Representatives on both sides of the aisle came together on this issue under the contention of being hard on foreign affairs. The bipartisan support is also due, in part, to fear of what content is being pushed to TikTok users based on “the algorithm.”

Some people, however, argue the bill is more about control than security. They say it sets a precedent for the government to ban other foreign-owned apps, potentially limiting internet freedom.

Behind the Accusations of Data Leakage

On the surface, the law makes sense; it can be dangerous to have intimate user data (and user tracking) controlled by a somebody else. Nor is the U.S. the first country to outlaw the app; India did it in 2020, citing the same security concerns. In England, Australia, New Zealand, the E.U. and France; TikTok is not allowed on any official government devices. The same is true for many American states, and the military.

Some critics of this bill, however, worry about censorship under this law, particularly because of the precedent it would set.

Others are concerned about what social media to use next; and where they’re going to find new music and shows and books to consume without their favorite creators feeding it to them. Influencers on the Creator’s Fund are worried about their income source, too. Still others simply prefer not to spend more time (and give more money) to Mark Zuckerberg, who owns Meta and therefore several popular social media platforms that would likely replace TikTok in people’s lives—and on their phones. That means giving more data to Meta, too.

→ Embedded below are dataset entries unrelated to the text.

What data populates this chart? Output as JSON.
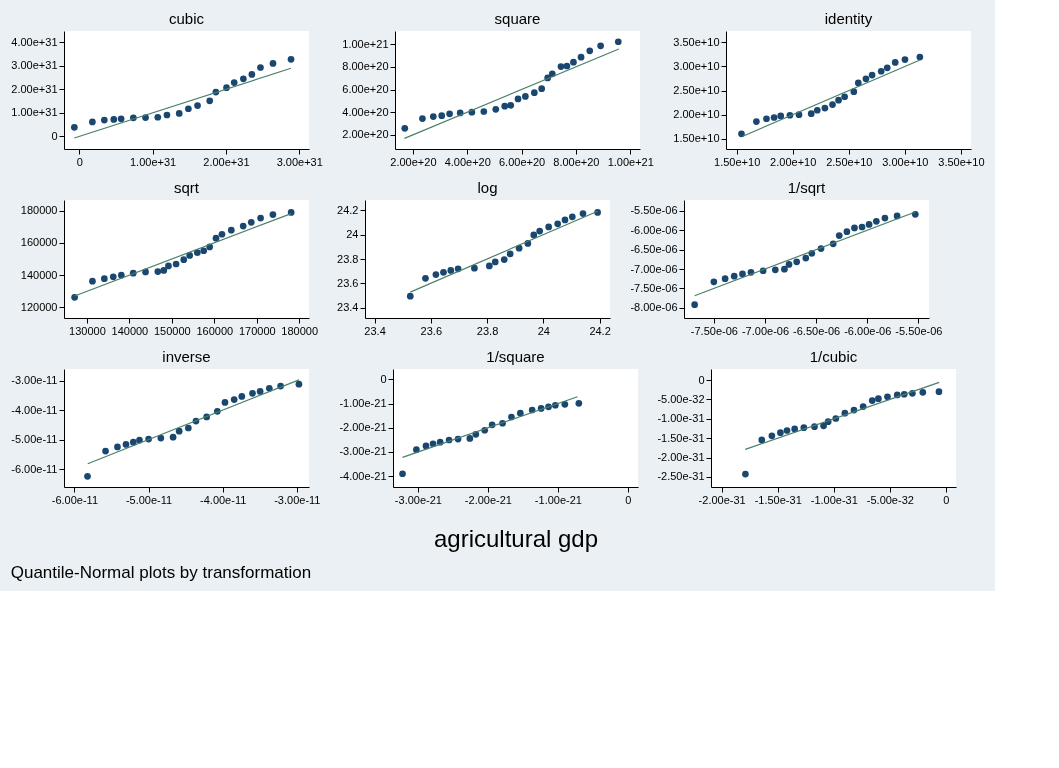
{
  "chart_data": [
    {
      "type": "scatter",
      "title": "cubic",
      "grid": false,
      "xlim": [
        -2.08e+30,
        3.133e+31
      ],
      "ylim": [
        -5.33e+30,
        4.467e+31
      ],
      "xticks": [
        0,
        {
          "value": 1e+31,
          "label": "1.00e+31"
        },
        {
          "value": 2e+31,
          "label": "2.00e+31"
        },
        {
          "value": 3e+31,
          "label": "3.00e+31"
        }
      ],
      "yticks": [
        0,
        {
          "value": 1e+31,
          "label": "1.00e+31"
        },
        {
          "value": 2e+31,
          "label": "2.00e+31"
        },
        {
          "value": 3e+31,
          "label": "3.00e+31"
        },
        {
          "value": 4e+31,
          "label": "4.00e+31"
        }
      ],
      "series": [
        {
          "marker": "circle",
          "color": "#1a476f",
          "x": [
            -6.7e+29,
            1.79e+30,
            3.42e+30,
            4.71e+30,
            5.71e+30,
            7.38e+30,
            9.04e+30,
            1.071e+31,
            1.196e+31,
            1.363e+31,
            1.488e+31,
            1.613e+31,
            1.779e+31,
            1.863e+31,
            2.008e+31,
            2.113e+31,
            2.238e+31,
            2.354e+31,
            2.471e+31,
            2.642e+31,
            2.888e+31
          ],
          "values": [
            3.87e+30,
            6.13e+30,
            6.93e+30,
            7.2e+30,
            7.47e+30,
            7.87e+30,
            8e+30,
            8.13e+30,
            9.07e+30,
            9.73e+30,
            1.173e+31,
            1.307e+31,
            1.507e+31,
            1.88e+31,
            2.067e+31,
            2.28e+31,
            2.44e+31,
            2.627e+31,
            2.92e+31,
            3.093e+31,
            3.267e+31
          ]
        },
        {
          "type": "line",
          "marker": "none",
          "line_style": "solid",
          "color": "#4a7f6b",
          "x": [
            -6.7e+29,
            2.888e+31
          ],
          "values": [
            -6.7e+29,
            2.888e+31
          ]
        }
      ]
    },
    {
      "type": "scatter",
      "title": "square",
      "grid": false,
      "xlim": [
        1.34e+20,
        1.036e+21
      ],
      "ylim": [
        7.5e+19,
        1.117e+21
      ],
      "xticks": [
        {
          "value": 2e+20,
          "label": "2.00e+20"
        },
        {
          "value": 4e+20,
          "label": "4.00e+20"
        },
        {
          "value": 6e+20,
          "label": "6.00e+20"
        },
        {
          "value": 8e+20,
          "label": "8.00e+20"
        },
        {
          "value": 1e+21,
          "label": "1.00e+21"
        }
      ],
      "yticks": [
        {
          "value": 2e+20,
          "label": "2.00e+20"
        },
        {
          "value": 4e+20,
          "label": "4.00e+20"
        },
        {
          "value": 6e+20,
          "label": "6.00e+20"
        },
        {
          "value": 8e+20,
          "label": "8.00e+20"
        },
        {
          "value": 1e+21,
          "label": "1.00e+21"
        }
      ],
      "series": [
        {
          "marker": "circle",
          "color": "#1a476f",
          "x": [
            1.7e+20,
            2.35e+20,
            2.75e+20,
            3.06e+20,
            3.35e+20,
            3.74e+20,
            4.17e+20,
            4.61e+20,
            5.05e+20,
            5.38e+20,
            5.6e+20,
            5.87e+20,
            6.14e+20,
            6.47e+20,
            6.74e+20,
            6.96e+20,
            7.13e+20,
            7.45e+20,
            7.67e+20,
            7.91e+20,
            8.19e+20,
            8.51e+20,
            8.91e+20,
            9.56e+20
          ],
          "values": [
            2.58e+20,
            3.44e+20,
            3.61e+20,
            3.69e+20,
            3.86e+20,
            3.94e+20,
            4e+20,
            4.06e+20,
            4.25e+20,
            4.53e+20,
            4.61e+20,
            5.17e+20,
            5.39e+20,
            5.72e+20,
            6.08e+20,
            7.03e+20,
            7.39e+20,
            8.03e+20,
            8.08e+20,
            8.42e+20,
            8.86e+20,
            9.42e+20,
            9.86e+20,
            1.022e+21
          ]
        },
        {
          "type": "line",
          "marker": "none",
          "line_style": "solid",
          "color": "#4a7f6b",
          "x": [
            1.69e+20,
            9.58e+20
          ],
          "values": [
            1.69e+20,
            9.58e+20
          ]
        }
      ]
    },
    {
      "type": "scatter",
      "title": "identity",
      "grid": false,
      "xlim": [
        14050000000.0,
        35900000000.0
      ],
      "ylim": [
        12900000000.0,
        37350000000.0
      ],
      "xticks": [
        {
          "value": 15000000000.0,
          "label": "1.50e+10"
        },
        {
          "value": 20000000000.0,
          "label": "2.00e+10"
        },
        {
          "value": 25000000000.0,
          "label": "2.50e+10"
        },
        {
          "value": 30000000000.0,
          "label": "3.00e+10"
        },
        {
          "value": 35000000000.0,
          "label": "3.50e+10"
        }
      ],
      "yticks": [
        {
          "value": 15000000000.0,
          "label": "1.50e+10"
        },
        {
          "value": 20000000000.0,
          "label": "2.00e+10"
        },
        {
          "value": 25000000000.0,
          "label": "2.50e+10"
        },
        {
          "value": 30000000000.0,
          "label": "3.00e+10"
        },
        {
          "value": 35000000000.0,
          "label": "3.50e+10"
        }
      ],
      "series": [
        {
          "marker": "circle",
          "color": "#1a476f",
          "x": [
            15430000000.0,
            16760000000.0,
            17660000000.0,
            18340000000.0,
            18930000000.0,
            19750000000.0,
            20560000000.0,
            21650000000.0,
            22190000000.0,
            22870000000.0,
            23550000000.0,
            24090000000.0,
            24630000000.0,
            25450000000.0,
            25850000000.0,
            26530000000.0,
            27080000000.0,
            27890000000.0,
            28430000000.0,
            29140000000.0,
            30010000000.0,
            31340000000.0
          ],
          "values": [
            16040000000.0,
            18580000000.0,
            19170000000.0,
            19430000000.0,
            19760000000.0,
            19890000000.0,
            20020000000.0,
            20210000000.0,
            20930000000.0,
            21380000000.0,
            22100000000.0,
            23010000000.0,
            23730000000.0,
            24770000000.0,
            26600000000.0,
            27440000000.0,
            28220000000.0,
            29010000000.0,
            29720000000.0,
            30830000000.0,
            31420000000.0,
            31940000000.0
          ]
        },
        {
          "type": "line",
          "marker": "none",
          "line_style": "solid",
          "color": "#4a7f6b",
          "x": [
            15500000000.0,
            31300000000.0
          ],
          "values": [
            15500000000.0,
            31300000000.0
          ]
        }
      ]
    },
    {
      "type": "scatter",
      "title": "sqrt",
      "grid": false,
      "xlim": [
        124600,
        182300
      ],
      "ylim": [
        113500,
        186500
      ],
      "xticks": [
        130000,
        140000,
        150000,
        160000,
        170000,
        180000
      ],
      "yticks": [
        120000,
        140000,
        160000,
        180000
      ],
      "series": [
        {
          "marker": "circle",
          "color": "#1a476f",
          "x": [
            127100,
            131300,
            134100,
            136200,
            138100,
            140900,
            143800,
            146700,
            148100,
            149200,
            151000,
            152800,
            154200,
            156000,
            157500,
            158900,
            160400,
            161800,
            164000,
            166800,
            168700,
            170900,
            173800,
            178100
          ],
          "values": [
            126300,
            136300,
            137800,
            139000,
            140000,
            141200,
            142000,
            142200,
            142900,
            145700,
            146900,
            149600,
            152200,
            153900,
            155100,
            157500,
            162900,
            165300,
            167800,
            170400,
            172700,
            175300,
            177500,
            178800
          ]
        },
        {
          "type": "line",
          "marker": "none",
          "line_style": "solid",
          "color": "#4a7f6b",
          "x": [
            127100,
            178100
          ],
          "values": [
            127100,
            178100
          ]
        }
      ]
    },
    {
      "type": "scatter",
      "title": "log",
      "grid": false,
      "xlim": [
        23.366,
        24.237
      ],
      "ylim": [
        23.314,
        24.286
      ],
      "xticks": [
        23.4,
        23.6,
        23.8,
        24,
        24.2
      ],
      "yticks": [
        23.4,
        23.6,
        23.8,
        24,
        24.2
      ],
      "series": [
        {
          "marker": "circle",
          "color": "#1a476f",
          "x": [
            23.527,
            23.581,
            23.618,
            23.645,
            23.671,
            23.697,
            23.755,
            23.808,
            23.829,
            23.861,
            23.882,
            23.914,
            23.945,
            23.966,
            23.987,
            24.019,
            24.051,
            24.077,
            24.103,
            24.141,
            24.193
          ],
          "values": [
            23.494,
            23.641,
            23.672,
            23.69,
            23.706,
            23.719,
            23.724,
            23.743,
            23.776,
            23.795,
            23.842,
            23.889,
            23.928,
            23.998,
            24.03,
            24.064,
            24.09,
            24.122,
            24.147,
            24.174,
            24.184
          ]
        },
        {
          "type": "line",
          "marker": "none",
          "line_style": "solid",
          "color": "#4a7f6b",
          "x": [
            23.527,
            24.193
          ],
          "values": [
            23.527,
            24.193
          ]
        }
      ]
    },
    {
      "type": "scatter",
      "title": "1/sqrt",
      "grid": false,
      "xlim": [
        -7.792e-06,
        -5.396e-06
      ],
      "ylim": [
        -8.261e-06,
        -5.222e-06
      ],
      "xticks": [
        {
          "value": -7.5e-06,
          "label": "-7.50e-06"
        },
        {
          "value": -7e-06,
          "label": "-7.00e-06"
        },
        {
          "value": -6.5e-06,
          "label": "-6.50e-06"
        },
        {
          "value": -6e-06,
          "label": "-6.00e-06"
        },
        {
          "value": -5.5e-06,
          "label": "-5.50e-06"
        }
      ],
      "yticks": [
        {
          "value": -8e-06,
          "label": "-8.00e-06"
        },
        {
          "value": -7.5e-06,
          "label": "-7.50e-06"
        },
        {
          "value": -7e-06,
          "label": "-7.00e-06"
        },
        {
          "value": -6.5e-06,
          "label": "-6.50e-06"
        },
        {
          "value": -6e-06,
          "label": "-6.00e-06"
        },
        {
          "value": -5.5e-06,
          "label": "-5.50e-06"
        }
      ],
      "series": [
        {
          "marker": "circle",
          "color": "#1a476f",
          "x": [
            -7.688e-06,
            -7.5e-06,
            -7.39e-06,
            -7.301e-06,
            -7.22e-06,
            -7.137e-06,
            -7.018e-06,
            -6.899e-06,
            -6.81e-06,
            -6.765e-06,
            -6.69e-06,
            -6.601e-06,
            -6.542e-06,
            -6.452e-06,
            -6.333e-06,
            -6.274e-06,
            -6.199e-06,
            -6.125e-06,
            -6.051e-06,
            -5.982e-06,
            -5.911e-06,
            -5.827e-06,
            -5.708e-06,
            -5.53e-06
          ],
          "values": [
            -7.918e-06,
            -7.33e-06,
            -7.248e-06,
            -7.183e-06,
            -7.126e-06,
            -7.085e-06,
            -7.044e-06,
            -7.02e-06,
            -7.003e-06,
            -6.881e-06,
            -6.815e-06,
            -6.717e-06,
            -6.595e-06,
            -6.472e-06,
            -6.35e-06,
            -6.137e-06,
            -6.039e-06,
            -5.941e-06,
            -5.917e-06,
            -5.851e-06,
            -5.77e-06,
            -5.688e-06,
            -5.631e-06,
            -5.59e-06
          ]
        },
        {
          "type": "line",
          "marker": "none",
          "line_style": "solid",
          "color": "#4a7f6b",
          "x": [
            -7.688e-06,
            -5.53e-06
          ],
          "values": [
            -7.688e-06,
            -5.53e-06
          ]
        }
      ]
    },
    {
      "type": "scatter",
      "title": "inverse",
      "grid": false,
      "xlim": [
        -6.14e-11,
        -2.836e-11
      ],
      "ylim": [
        -6.611e-11,
        -2.602e-11
      ],
      "xticks": [
        {
          "value": -6e-11,
          "label": "-6.00e-11"
        },
        {
          "value": -5e-11,
          "label": "-5.00e-11"
        },
        {
          "value": -4e-11,
          "label": "-4.00e-11"
        },
        {
          "value": -3e-11,
          "label": "-3.00e-11"
        }
      ],
      "yticks": [
        {
          "value": -6e-11,
          "label": "-6.00e-11"
        },
        {
          "value": -5e-11,
          "label": "-5.00e-11"
        },
        {
          "value": -4e-11,
          "label": "-4.00e-11"
        },
        {
          "value": -3e-11,
          "label": "-3.00e-11"
        }
      ],
      "annotations": [
        "Quantile-Normal plots by transformation"
      ],
      "series": [
        {
          "marker": "circle",
          "color": "#1a476f",
          "x": [
            -5.823e-11,
            -5.58e-11,
            -5.419e-11,
            -5.304e-11,
            -5.205e-11,
            -5.122e-11,
            -4.999e-11,
            -4.834e-11,
            -4.669e-11,
            -4.587e-11,
            -4.463e-11,
            -4.36e-11,
            -4.216e-11,
            -4.072e-11,
            -3.969e-11,
            -3.845e-11,
            -3.742e-11,
            -3.598e-11,
            -3.495e-11,
            -3.371e-11,
            -3.219e-11,
            -2.972e-11
          ],
          "values": [
            -6.247e-11,
            -5.389e-11,
            -5.25e-11,
            -5.164e-11,
            -5.089e-11,
            -5.014e-11,
            -4.982e-11,
            -4.95e-11,
            -4.917e-11,
            -4.714e-11,
            -4.607e-11,
            -4.371e-11,
            -4.231e-11,
            -4.039e-11,
            -3.739e-11,
            -3.642e-11,
            -3.535e-11,
            -3.428e-11,
            -3.363e-11,
            -3.256e-11,
            -3.181e-11,
            -3.117e-11
          ]
        },
        {
          "type": "line",
          "marker": "none",
          "line_style": "solid",
          "color": "#4a7f6b",
          "x": [
            -5.82e-11,
            -2.97e-11
          ],
          "values": [
            -5.82e-11,
            -2.97e-11
          ]
        }
      ]
    },
    {
      "type": "scatter",
      "title": "1/square",
      "xlabel": "agricultural gdp",
      "grid": false,
      "xlim": [
        -3.356e-21,
        1.44e-22
      ],
      "ylim": [
        -4.445e-21,
        4.26e-22
      ],
      "xticks": [
        {
          "value": -3e-21,
          "label": "-3.00e-21"
        },
        {
          "value": -2e-21,
          "label": "-2.00e-21"
        },
        {
          "value": -1e-21,
          "label": "-1.00e-21"
        },
        0
      ],
      "yticks": [
        {
          "value": -4e-21,
          "label": "-4.00e-21"
        },
        {
          "value": -3e-21,
          "label": "-3.00e-21"
        },
        {
          "value": -2e-21,
          "label": "-2.00e-21"
        },
        {
          "value": -1e-21,
          "label": "-1.00e-21"
        },
        0
      ],
      "series": [
        {
          "marker": "circle",
          "color": "#1a476f",
          "x": [
            -3.22e-21,
            -3.022e-21,
            -2.885e-21,
            -2.784e-21,
            -2.682e-21,
            -2.555e-21,
            -2.427e-21,
            -2.258e-21,
            -2.173e-21,
            -2.046e-21,
            -1.94e-21,
            -1.791e-21,
            -1.664e-21,
            -1.537e-21,
            -1.368e-21,
            -1.24e-21,
            -1.134e-21,
            -1.037e-21,
            -9.01e-22,
            -7.01e-22
          ],
          "values": [
            -3.898e-21,
            -2.906e-21,
            -2.75e-21,
            -2.66e-21,
            -2.594e-21,
            -2.504e-21,
            -2.465e-21,
            -2.438e-21,
            -2.27e-21,
            -2.102e-21,
            -1.879e-21,
            -1.813e-21,
            -1.555e-21,
            -1.398e-21,
            -1.266e-21,
            -1.203e-21,
            -1.137e-21,
            -1.07e-21,
            -1.031e-21,
            -9.92e-22
          ]
        },
        {
          "type": "line",
          "marker": "none",
          "line_style": "solid",
          "color": "#4a7f6b",
          "x": [
            -3.22e-21,
            -7.2e-22
          ],
          "values": [
            -3.22e-21,
            -7.2e-22
          ]
        }
      ]
    },
    {
      "type": "scatter",
      "title": "1/cubic",
      "grid": false,
      "xlim": [
        -2.095e-31,
        9e-33
      ],
      "ylim": [
        -2.761e-31,
        2.85e-32
      ],
      "xticks": [
        {
          "value": -2e-31,
          "label": "-2.00e-31"
        },
        {
          "value": -1.5e-31,
          "label": "-1.50e-31"
        },
        {
          "value": -1e-31,
          "label": "-1.00e-31"
        },
        {
          "value": -5e-32,
          "label": "-5.00e-32"
        },
        0
      ],
      "yticks": [
        {
          "value": -2.5e-31,
          "label": "-2.50e-31"
        },
        {
          "value": -2e-31,
          "label": "-2.00e-31"
        },
        {
          "value": -1.5e-31,
          "label": "-1.50e-31"
        },
        {
          "value": -1e-31,
          "label": "-1.00e-31"
        },
        {
          "value": -5e-32,
          "label": "-5.00e-32"
        },
        0
      ],
      "series": [
        {
          "marker": "circle",
          "color": "#1a476f",
          "x": [
            -1.788e-31,
            -1.642e-31,
            -1.552e-31,
            -1.476e-31,
            -1.417e-31,
            -1.349e-31,
            -1.267e-31,
            -1.172e-31,
            -1.091e-31,
            -1.05e-31,
            -9.82e-32,
            -9.01e-32,
            -8.2e-32,
            -7.38e-32,
            -6.57e-32,
            -6.02e-32,
            -5.21e-32,
            -4.34e-32,
            -3.72e-32,
            -2.99e-32,
            -2.06e-32,
            -6.2e-33
          ],
          "values": [
            -2.427e-31,
            -1.547e-31,
            -1.441e-31,
            -1.36e-31,
            -1.303e-31,
            -1.262e-31,
            -1.23e-31,
            -1.205e-31,
            -1.181e-31,
            -1.075e-31,
            -9.93e-32,
            -8.55e-32,
            -7.74e-32,
            -6.84e-32,
            -5.29e-32,
            -4.8e-32,
            -4.32e-32,
            -3.83e-32,
            -3.67e-32,
            -3.42e-32,
            -3.18e-32,
            -3.01e-32
          ]
        },
        {
          "type": "line",
          "marker": "none",
          "line_style": "solid",
          "color": "#4a7f6b",
          "x": [
            -1.79e-31,
            -6e-33
          ],
          "values": [
            -1.79e-31,
            -6e-33
          ]
        }
      ]
    }
  ]
}
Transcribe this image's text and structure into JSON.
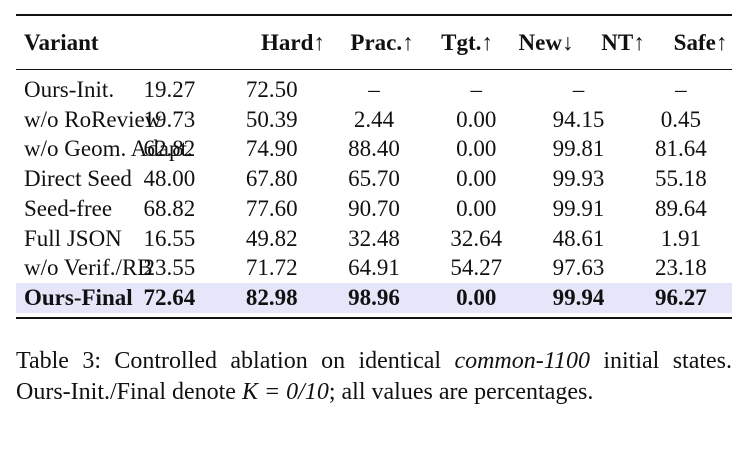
{
  "table": {
    "headers": [
      "Variant",
      "Hard↑",
      "Prac.↑",
      "Tgt.↑",
      "New↓",
      "NT↑",
      "Safe↑"
    ],
    "rows": [
      [
        "Ours-Init.",
        "19.27",
        "72.50",
        "–",
        "–",
        "–",
        "–"
      ],
      [
        "w/o RoReview",
        "19.73",
        "50.39",
        "2.44",
        "0.00",
        "94.15",
        "0.45"
      ],
      [
        "w/o Geom. Adapt.",
        "62.82",
        "74.90",
        "88.40",
        "0.00",
        "99.81",
        "81.64"
      ],
      [
        "Direct Seed",
        "48.00",
        "67.80",
        "65.70",
        "0.00",
        "99.93",
        "55.18"
      ],
      [
        "Seed-free",
        "68.82",
        "77.60",
        "90.70",
        "0.00",
        "99.91",
        "89.64"
      ],
      [
        "Full JSON",
        "16.55",
        "49.82",
        "32.48",
        "32.64",
        "48.61",
        "1.91"
      ],
      [
        "w/o Verif./RB",
        "23.55",
        "71.72",
        "64.91",
        "54.27",
        "97.63",
        "23.18"
      ]
    ],
    "final_row": [
      "Ours-Final",
      "72.64",
      "82.98",
      "98.96",
      "0.00",
      "99.94",
      "96.27"
    ]
  },
  "caption": {
    "label": "Table 3:",
    "text_before_italic": "Controlled ablation on identical ",
    "italic": "common-1100",
    "text_after_italic": " initial states. Ours-Init./Final denote ",
    "math": "K = 0/10",
    "text_end": "; all values are percentages."
  },
  "colors": {
    "highlight_row": "#e6e6fa",
    "rules": "#111111"
  }
}
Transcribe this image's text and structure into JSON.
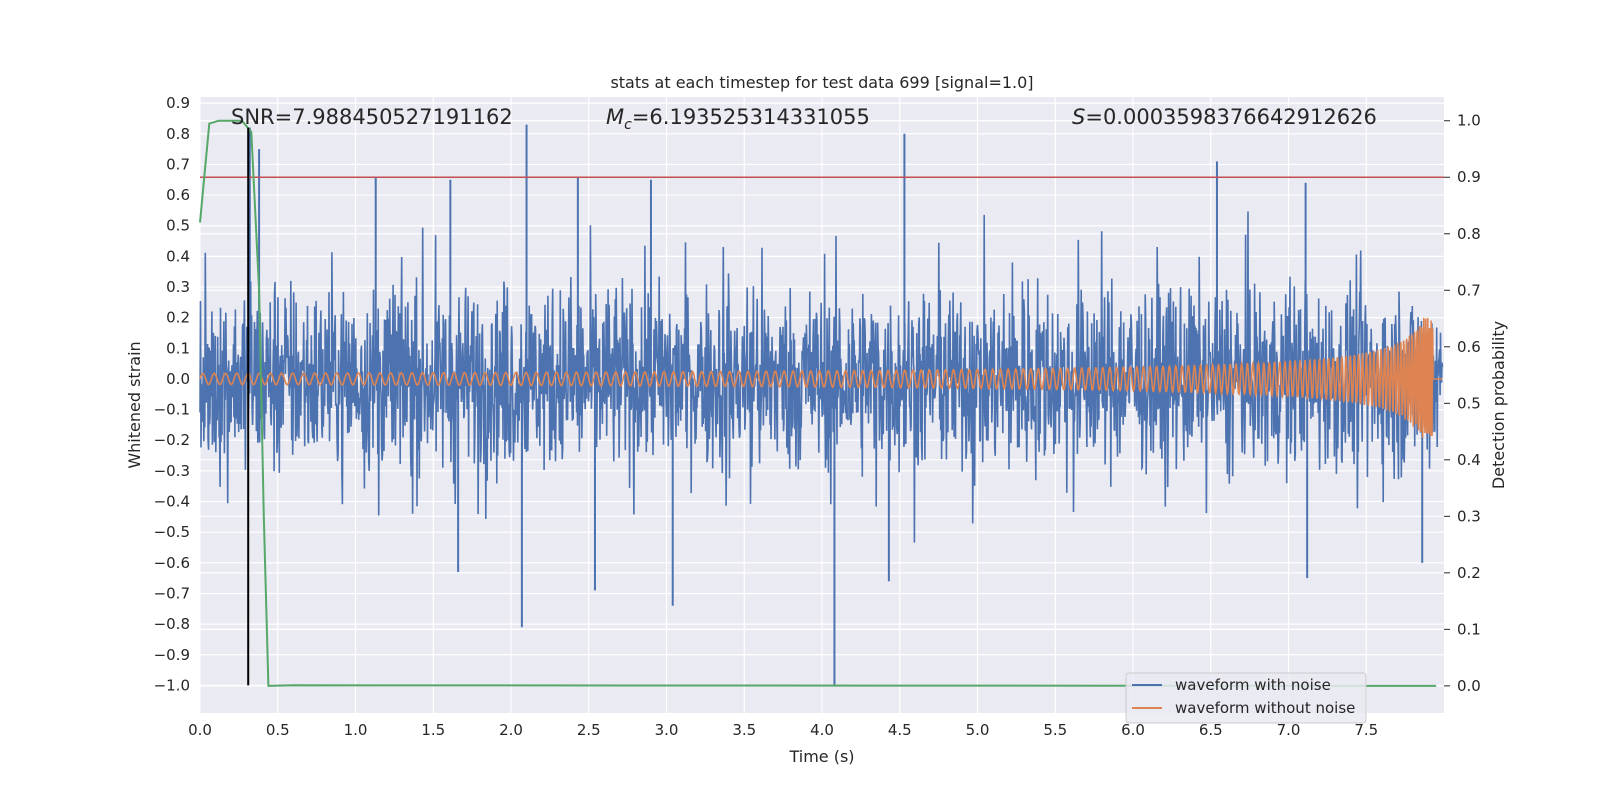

Overall, though, opponents are mostly focused on their freedom of speech and association, which is protected under the First Amendment. They are also worried that this will set a precedent for the American government to pick and choose what we can do online, leading to more and more internet censorship—potentially, ultimately even only allowing government-approved content.


Proponents of the bill argue that the law would simply hold China to the same standards the U.S. faces, and that China itself restricts access to many foreign websites. Nevertheless, there are valid concerns therein about both national security and government overreach.

So what’s next for Americans’ data privacy rights? That’s up to the Senate.